PLANET X INCOMING: World’s biggest active geyser erupts at Yellowstone National Park for third time in weeks
The world’s largest active geyser has erupted for the third time in less than six weeks.
Steamboat Geyser, in Yellowstone National Park, erupted at around 6.30am local time on Friday morning, geologists said.
The eruption is the latest event in a rare period of activity at the geyser this year, following similar water discharges on March 15 and April 19 this year.
Before this year, Steamboat had not erupted since September 2014.
The US Geological Survey said all events so far in 2018 had been smaller than recent major activity observed in 2013 and 2014.

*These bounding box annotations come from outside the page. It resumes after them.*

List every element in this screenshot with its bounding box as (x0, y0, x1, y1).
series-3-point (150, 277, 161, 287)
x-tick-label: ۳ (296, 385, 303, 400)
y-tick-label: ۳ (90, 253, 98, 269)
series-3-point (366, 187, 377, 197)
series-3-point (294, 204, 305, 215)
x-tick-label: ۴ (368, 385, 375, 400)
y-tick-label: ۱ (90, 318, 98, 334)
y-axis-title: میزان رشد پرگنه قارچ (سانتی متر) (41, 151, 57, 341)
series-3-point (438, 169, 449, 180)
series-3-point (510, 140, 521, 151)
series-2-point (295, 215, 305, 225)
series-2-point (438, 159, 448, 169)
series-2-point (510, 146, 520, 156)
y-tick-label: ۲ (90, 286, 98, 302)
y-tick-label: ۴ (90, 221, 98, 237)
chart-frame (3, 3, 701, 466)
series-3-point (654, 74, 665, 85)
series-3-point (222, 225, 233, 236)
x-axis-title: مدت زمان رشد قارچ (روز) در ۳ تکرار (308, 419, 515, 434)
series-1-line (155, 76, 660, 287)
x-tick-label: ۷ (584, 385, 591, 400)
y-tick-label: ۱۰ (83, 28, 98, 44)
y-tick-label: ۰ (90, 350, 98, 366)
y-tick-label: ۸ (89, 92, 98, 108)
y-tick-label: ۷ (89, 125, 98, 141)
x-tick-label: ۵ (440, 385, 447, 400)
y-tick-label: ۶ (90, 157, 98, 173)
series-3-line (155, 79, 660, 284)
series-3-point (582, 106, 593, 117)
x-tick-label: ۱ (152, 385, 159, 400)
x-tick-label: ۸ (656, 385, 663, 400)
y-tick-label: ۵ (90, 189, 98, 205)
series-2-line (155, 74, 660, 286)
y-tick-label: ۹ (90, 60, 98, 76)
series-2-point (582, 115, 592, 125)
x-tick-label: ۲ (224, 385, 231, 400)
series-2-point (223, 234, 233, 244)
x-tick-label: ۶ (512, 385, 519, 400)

"Like most geysers, eruptions of Steamboat can't be predicted, they may be days or decades apart," Yellowstone said in a tweet.
Steamboat, located in the Norris Geyser Basin, can shoot a column of water up to 115 metres (380 feet) into the air, making it the world’s tallest active geyser.
Scientists have only ever recorded more powerful eruptions at the Waimangu Geyser in New Zealand, which has now been extinct for more than a century.
The geyser is around three times taller than Old Faithful, Yellowstone’s most famous geyser known for erupting at intervals of between 45 and 125 minutes.
The extensive geothermal activity at the park is caused by a magma chamber more than 50 miles (80km) long and 12 miles (20km) wide beneath the earth’s surface.
Often referred to as the Yellowstone Supervolcano or the Yellowstone Caldera, the area produced the Huckleberry Ridge supereruption 2.1 million years ago.
The event is thought to have been 2,500 times larger than the Mount St Helens eruption in 1980, the most recent major volcanic activity in the mainland US.